Initial technologies

  • SystemC Syntax highlighting
  • SystemC topology viewer (to view the hardware components of a system, typically fed by a SystemC parser)
  • Display of analysis information published by SystemC models
  • Profiling of SystemC simulations (this requires hooks into the SystemC kernel to provide simulation activity in order to improve simulation performance)

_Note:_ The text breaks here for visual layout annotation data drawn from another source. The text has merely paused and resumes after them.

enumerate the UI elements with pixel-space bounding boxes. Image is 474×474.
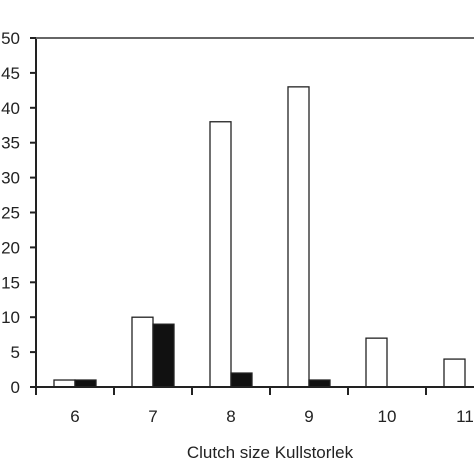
bar-series-1-cat-9 bbox=[308, 379, 331, 388]
y-tick-label: 35 bbox=[1, 134, 20, 153]
x-tick-label: 6 bbox=[70, 407, 79, 426]
bar-series-0-cat-6 bbox=[53, 379, 76, 388]
bar-series-0-cat-11 bbox=[443, 358, 466, 388]
y-tick-label: 25 bbox=[1, 204, 20, 223]
bar-series-0-cat-8 bbox=[209, 121, 232, 388]
x-tick-label: 8 bbox=[226, 407, 235, 426]
y-tick-label: 40 bbox=[1, 99, 20, 118]
bar-series-1-cat-7 bbox=[152, 323, 175, 388]
x-tick-label: 10 bbox=[378, 407, 397, 426]
x-tick-label: 9 bbox=[304, 407, 313, 426]
bar-series-1-cat-6 bbox=[74, 379, 97, 388]
bar-series-1-cat-8 bbox=[230, 372, 253, 388]
y-ticks: 0 5 10 15 20 25 30 35 40 45 50 bbox=[1, 29, 36, 397]
x-tick-label: 7 bbox=[148, 407, 157, 426]
x-tick-label: 11 bbox=[456, 407, 474, 426]
y-tick-label: 15 bbox=[1, 273, 20, 292]
bar-series-0-cat-7 bbox=[131, 316, 154, 388]
bars-layer bbox=[53, 86, 466, 388]
x-ticks: 6 7 8 9 10 11 bbox=[35, 387, 474, 426]
y-tick-label: 50 bbox=[1, 29, 20, 48]
x-axis-title: Clutch size Kullstorlek bbox=[187, 443, 354, 462]
axes-layer bbox=[35, 37, 474, 388]
y-tick-label: 10 bbox=[1, 308, 20, 327]
y-tick-label: 0 bbox=[11, 378, 20, 397]
y-tick-label: 5 bbox=[11, 343, 20, 362]
y-tick-label: 45 bbox=[1, 64, 20, 83]
bar-series-0-cat-9 bbox=[287, 86, 310, 388]
bar-series-0-cat-10 bbox=[365, 337, 388, 388]
y-tick-label: 30 bbox=[1, 169, 20, 188]
y-tick-label: 20 bbox=[1, 238, 20, 257]
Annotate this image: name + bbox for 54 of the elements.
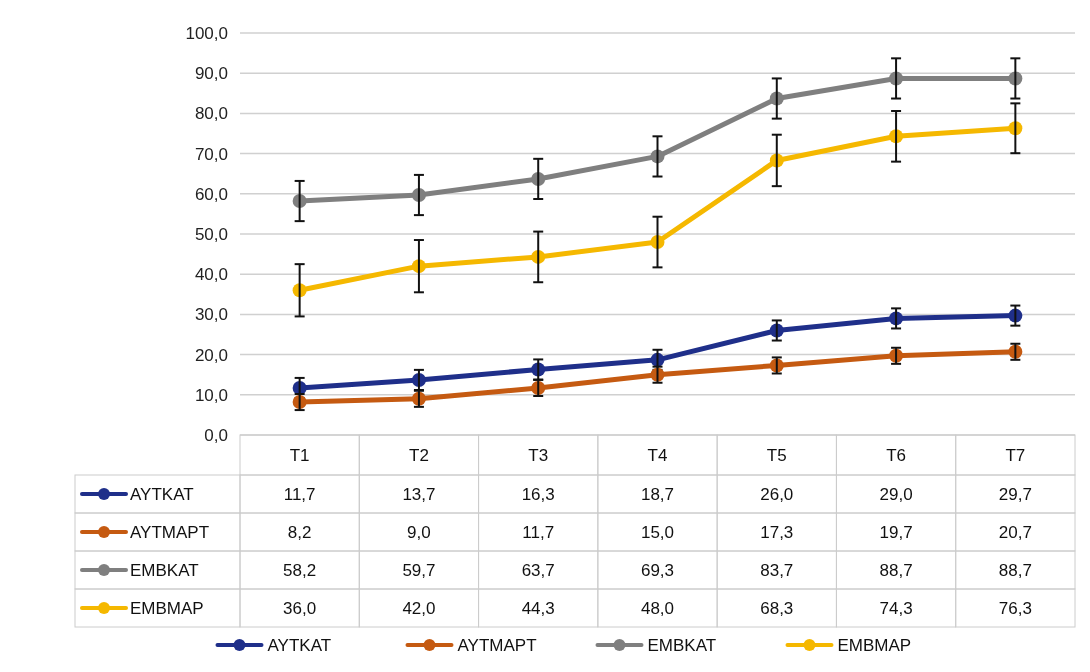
data-label: 16,3 — [521, 484, 555, 504]
legend-label: EMBMAP — [130, 598, 204, 618]
data-label: 29,7 — [998, 484, 1032, 504]
legend-label: AYTMAPT — [130, 522, 210, 542]
x-tick-label: T1 — [289, 445, 310, 465]
data-label: 88,7 — [998, 560, 1032, 580]
data-label: 15,0 — [640, 522, 675, 542]
y-tick-label: 60,0 — [194, 184, 228, 204]
data-label: 48,0 — [640, 598, 675, 618]
y-tick-label: 70,0 — [194, 144, 228, 164]
y-tick-label: 100,0 — [185, 23, 228, 43]
data-label: 59,7 — [402, 560, 436, 580]
data-label: 19,7 — [879, 522, 913, 542]
data-label: 8,2 — [287, 522, 312, 542]
y-tick-label: 0,0 — [204, 425, 228, 445]
text: EMBKAT — [647, 635, 717, 655]
y-tick-label: 30,0 — [194, 305, 228, 325]
data-label: 13,7 — [402, 484, 436, 504]
data-label: 69,3 — [640, 560, 675, 580]
y-tick-label: 80,0 — [194, 104, 228, 124]
data-label: 68,3 — [760, 598, 794, 618]
data-label: 88,7 — [879, 560, 913, 580]
data-label: 76,3 — [998, 598, 1032, 618]
x-tick-label: T7 — [1005, 445, 1026, 465]
data-label: 29,0 — [879, 484, 913, 504]
data-label: 20,7 — [998, 522, 1032, 542]
data-label: 11,7 — [283, 484, 316, 504]
data-label: 42,0 — [402, 598, 436, 618]
x-tick-label: T6 — [886, 445, 906, 465]
y-tick-label: 40,0 — [194, 265, 228, 285]
y-tick-label: 90,0 — [194, 64, 228, 84]
legend-label: EMBKAT — [130, 560, 199, 580]
x-tick-label: T5 — [766, 445, 787, 465]
y-tick-label: 50,0 — [194, 224, 228, 244]
data-label: 11,7 — [522, 522, 555, 542]
x-tick-label: T4 — [647, 445, 668, 465]
text: AYTMAPT — [457, 635, 537, 655]
data-label: 63,7 — [521, 560, 555, 580]
data-label: 17,3 — [760, 522, 794, 542]
data-label: 26,0 — [760, 484, 794, 504]
legend-label: AYTKAT — [130, 484, 194, 504]
data-label: 9,0 — [407, 522, 431, 542]
x-tick-label: T3 — [528, 445, 549, 465]
x-tick-label: T2 — [409, 445, 429, 465]
data-label: 74,3 — [879, 598, 913, 618]
data-label: 36,0 — [283, 598, 317, 618]
data-label: 18,7 — [640, 484, 675, 504]
data-label: 58,2 — [283, 560, 317, 580]
data-label: 83,7 — [760, 560, 794, 580]
y-tick-label: 20,0 — [194, 345, 228, 365]
y-tick-label: 10,0 — [194, 385, 228, 405]
text: EMBMAP — [837, 635, 912, 655]
data-label: 44,3 — [521, 598, 555, 618]
text: AYTKAT — [267, 635, 332, 655]
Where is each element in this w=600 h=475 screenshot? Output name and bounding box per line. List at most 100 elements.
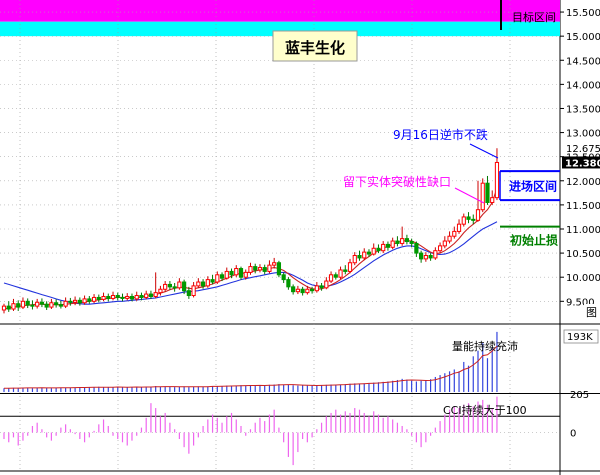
candle [362, 251, 367, 259]
candle [471, 218, 476, 221]
candle [338, 269, 343, 278]
candle [257, 267, 263, 271]
candle [20, 300, 26, 308]
candle [234, 268, 239, 276]
candle [243, 271, 248, 278]
candle [409, 241, 414, 244]
volume-annotation: 量能持续充沛 [452, 339, 518, 353]
annotation-text: 9月16日逆市不跌 [393, 127, 488, 142]
candle [343, 269, 348, 272]
candle [11, 303, 16, 310]
candle [305, 288, 310, 294]
title-box [272, 30, 358, 62]
annotation-arrow [469, 143, 499, 159]
candle [314, 285, 319, 292]
candle [281, 274, 286, 281]
volume-ma-line [4, 345, 498, 389]
candle [352, 255, 357, 264]
candle [276, 262, 282, 276]
candle [91, 296, 97, 302]
candle [172, 286, 177, 289]
candle [215, 274, 220, 283]
candle [186, 290, 191, 297]
candle [6, 305, 11, 310]
price-tick-label: 12.000 [566, 177, 600, 188]
candle [423, 255, 428, 260]
candle [44, 303, 49, 308]
price-tick-label: 10.500 [566, 249, 600, 260]
candle [494, 161, 500, 199]
candle [205, 279, 210, 287]
target-zone-label: 目标区间 [512, 10, 556, 24]
price-tick-label: 11.500 [566, 201, 600, 212]
candle [1, 305, 7, 311]
candle [177, 281, 182, 289]
candle [219, 274, 225, 279]
candle [110, 295, 116, 299]
candle [224, 270, 229, 279]
price-tick-label: 10.000 [566, 273, 600, 284]
volume-axis-label: 193K [567, 332, 593, 343]
candle [200, 281, 206, 287]
candle [163, 283, 168, 290]
candle [191, 285, 196, 297]
candle [58, 304, 63, 307]
candle [466, 216, 471, 220]
price-tick-label: 14.000 [566, 80, 600, 91]
candle [300, 288, 305, 294]
candle [210, 279, 215, 283]
candle [461, 216, 466, 225]
entry-zone-label: 进场区间 [509, 179, 557, 194]
candle [475, 209, 481, 221]
candle [442, 240, 447, 247]
candle [262, 267, 267, 272]
candle [129, 295, 135, 300]
cci-tick-label: 205 [570, 390, 589, 401]
candle [196, 281, 201, 287]
candle [54, 302, 59, 306]
volume-label-box [563, 329, 599, 344]
candle [319, 285, 324, 289]
candle [229, 270, 234, 276]
target-zone-upper [0, 0, 560, 22]
price-tick-label: 15.500 [566, 8, 600, 19]
candle [447, 235, 452, 242]
candle [404, 238, 409, 243]
cci-tick-label: 0 [570, 429, 576, 440]
candle [371, 247, 376, 255]
candle [106, 295, 111, 299]
candle [238, 268, 244, 278]
candle [30, 304, 35, 307]
candle [96, 296, 101, 300]
candle [120, 296, 125, 299]
candle [366, 251, 372, 255]
candle [456, 223, 462, 232]
candle [385, 243, 391, 248]
candle [35, 301, 40, 307]
candle [25, 300, 30, 306]
annotation-arrow [454, 187, 485, 204]
candle [144, 293, 149, 298]
candle [77, 299, 82, 304]
candle [134, 295, 139, 300]
candle [125, 295, 130, 299]
candle [414, 242, 419, 254]
candle [73, 299, 78, 303]
candle [253, 266, 258, 271]
candle [39, 301, 45, 305]
candle [419, 252, 424, 260]
candle [490, 197, 495, 203]
candle [87, 298, 92, 302]
candle [376, 247, 381, 252]
axis-corner-label: 图 [586, 306, 597, 319]
annotation-text: 留下实体突破性缺口 [343, 174, 451, 189]
candle [433, 250, 438, 259]
candle [286, 279, 291, 288]
candle [390, 240, 395, 248]
candle [480, 182, 485, 211]
candle [395, 240, 400, 244]
candle [437, 245, 443, 252]
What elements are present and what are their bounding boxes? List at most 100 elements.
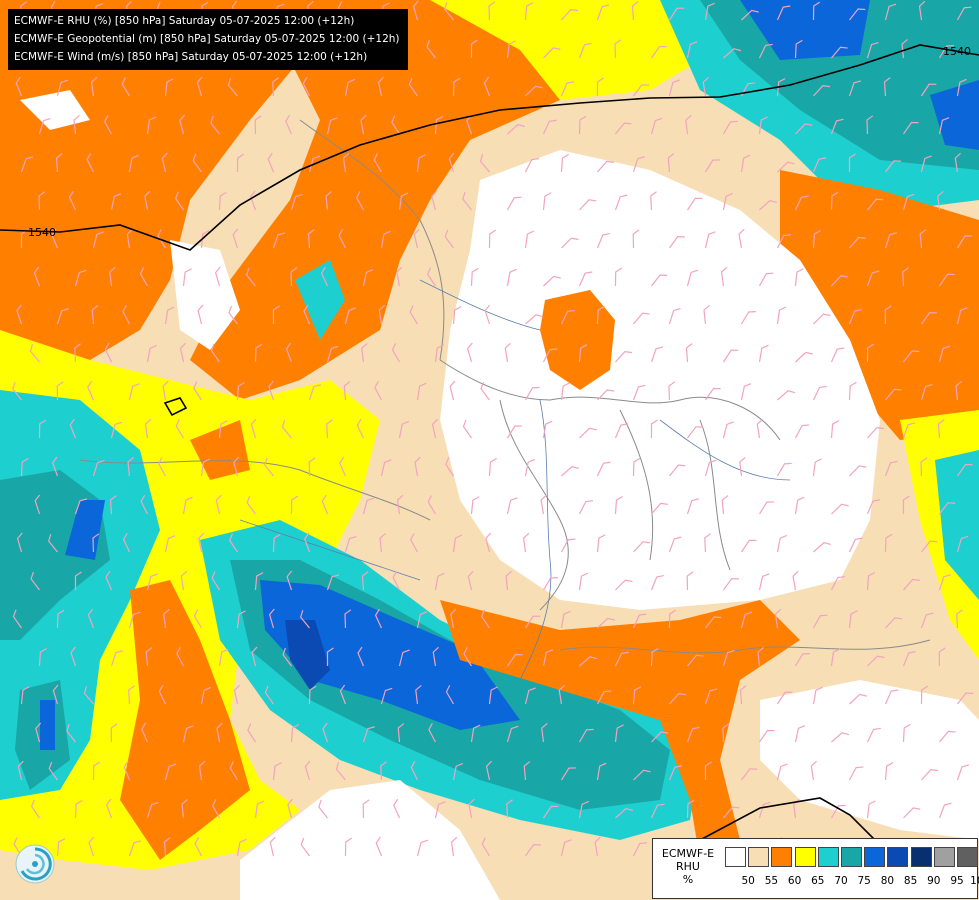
wind-barb-icon [236, 838, 247, 857]
wind-barb-icon [902, 422, 916, 439]
wind-barb-icon [304, 532, 311, 553]
wind-barb-icon [954, 152, 961, 173]
wind-barb-icon [704, 231, 716, 249]
legend-tick-label: 95 [950, 875, 964, 887]
wind-barb-icon [848, 80, 862, 97]
wind-barb-icon [218, 191, 227, 211]
wind-barb-icon [356, 418, 365, 439]
wind-barb-icon [523, 761, 531, 781]
wind-barb-icon [686, 269, 699, 287]
wind-barb-icon [632, 229, 640, 249]
wind-barb-icon [299, 610, 310, 629]
wind-barb-icon [412, 0, 419, 21]
wind-barb-icon [758, 116, 768, 135]
wind-barb-icon [867, 426, 885, 439]
border-line [559, 639, 931, 654]
wind-barb-icon [596, 77, 604, 96]
wind-barb-icon [774, 608, 782, 629]
wind-barb-icon [52, 456, 59, 477]
river-line [419, 279, 541, 331]
wind-barb-icon [83, 686, 94, 705]
wind-barb-icon [812, 385, 827, 401]
wind-barb-icon [830, 118, 844, 135]
wind-barb-icon [956, 6, 972, 21]
wind-barb-icon [128, 685, 135, 705]
wind-barb-icon [361, 342, 368, 363]
wind-barb-icon [633, 769, 651, 781]
wind-barb-icon [506, 799, 513, 819]
wind-barb-icon [668, 536, 682, 553]
legend-swatch [794, 847, 816, 867]
wind-barb-icon [139, 267, 148, 287]
contour-label: 1540 [28, 226, 56, 239]
wind-barb-icon [362, 726, 375, 743]
wind-barb-icon [704, 459, 717, 477]
wind-barb-icon [141, 722, 149, 743]
wind-barb-icon [848, 537, 863, 553]
wind-barb-icon [614, 194, 628, 211]
wind-barb-icon [848, 610, 858, 629]
wind-barb-icon [179, 342, 187, 363]
wind-barb-icon [504, 342, 511, 363]
legend-title-model: ECMWF-E [661, 847, 715, 860]
wind-barb-icon [74, 571, 82, 590]
wind-barb-icon [776, 78, 786, 97]
wind-barb-icon [830, 804, 846, 819]
wind-barb-icon [17, 760, 24, 781]
wind-barb-icon [109, 495, 117, 515]
wind-barb-icon [92, 761, 101, 781]
wind-barb-icon [268, 380, 275, 401]
wind-barb-icon [468, 798, 475, 819]
legend-swatch [887, 847, 909, 867]
wind-barb-icon [705, 616, 722, 629]
rhu-zone-orange-sw [120, 580, 250, 860]
legend-tick-label: 65 [811, 875, 825, 887]
wind-barb-icon [579, 427, 597, 439]
wind-barb-icon [704, 533, 711, 553]
wind-barb-icon [776, 763, 788, 781]
wind-barb-icon [302, 76, 311, 97]
wind-barb-icon [757, 647, 764, 667]
wind-barb-icon [434, 572, 445, 591]
wind-barb-icon [163, 837, 171, 857]
wind-barb-icon [55, 153, 63, 173]
wind-barb-icon [668, 7, 685, 21]
river-line [659, 419, 791, 481]
wind-barb-icon [250, 418, 257, 439]
wind-barb-icon [813, 541, 832, 553]
wind-barb-icon [813, 84, 831, 97]
wind-barb-icon [938, 574, 951, 591]
contour-label: 1540 [943, 45, 971, 58]
wind-barb-icon [901, 39, 908, 59]
wind-barb-icon [232, 228, 239, 249]
wind-barb-icon [723, 806, 740, 819]
wind-barb-icon [921, 768, 939, 781]
wind-barb-icon [596, 305, 605, 325]
wind-barb-icon [650, 117, 663, 135]
legend-tick-label: 90 [927, 875, 941, 887]
wind-barb-icon [884, 689, 899, 705]
wind-barb-icon [560, 153, 570, 173]
wind-barb-icon [903, 350, 920, 363]
wind-barb-icon [398, 420, 410, 439]
legend-title: ECMWF-E RHU % [657, 847, 719, 886]
border-lines [79, 119, 931, 654]
rhu-zone-orange-north [190, 0, 560, 400]
wind-barb-icon [410, 533, 418, 553]
wind-barb-icon [542, 192, 552, 211]
wind-barb-icon [794, 725, 806, 743]
wind-barb-icon [633, 541, 651, 553]
wind-barb-icon [777, 390, 796, 401]
wind-barb-icon [524, 458, 536, 477]
wind-barb-icon [416, 382, 427, 401]
wind-barb-icon [756, 418, 763, 439]
wind-barb-icon [578, 800, 590, 819]
wind-barb-icon [20, 686, 30, 705]
wind-barb-icon [812, 458, 822, 477]
wind-barb-icon [795, 351, 813, 363]
wind-barb-icon [920, 457, 928, 477]
wind-barb-icon [344, 307, 356, 325]
wind-barb-icon [380, 230, 391, 249]
rhu-zone-blue-west2 [40, 700, 55, 750]
rhu-zone-white-nw [20, 90, 90, 130]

For each of these, work in disparate organizations is already taking place, GreenSocs (see below) aims to pull this work together in one central place and to feed that into VPP.

Organization

There is already a project similar in conception to Eclipse called the GreenSocs Eclipse Project, which is focused solely on System Level Design infrastructure and built for the most part around SystemC, within which Eclipse should form a part. Hence the logical point of interaction between Eclipse and GreenSocs is the VPPy project, which GreenSocs will run within Eclipse. GreenSocs will aim to collect funding and supply engineering to continue the development effort, but also to coordinate activities such as those within universities worldwide that are engaged in developing Eclipse extensions for ESL. Greensocs is already committed to offer initial contributions. This will occur soon after the project is created. GreenSocs will encourage and coordinate contributions for other organizations, expected from a number of industrial and academic institutions.

Interested Parties

Industrial Organizations

Xilinx Research investigates ESL technologies for FPGA designers and strongly believes that a robust open-source solution for model development, debug and analysis is needed. This project's goal (to build open-source modeling extensions to Eclipse) is both timely and well focused on the set of core problems that an Eclipse open source solution could address. In terms of direct support, Xilinx Research will continue to offer technical guidance to the project and may donate code to accelerate the development of Eclipse plug-in modules.

University Organizations

FZI (a research organization of German Universities), Unicamp (a similar organization based in Brazil), and EIS (a research lab at TU Braunschweig, Germany) have contributed to the current efforts GreenSocs has made in building some of the components required by VPP.

Contact Person

Mark Burton (mark.burton@greensocs.com)

Roadmap

The intention is to provide basic plugins to support SystemC modeling and debug straight away. These will not be of sufficient quality to warrant a 1.0 release, but will be worked on to achieve that goal. Other parallel activities will focus on model to user interactions. This work is expected to be industrially funded, with GreenSocs providing the resource.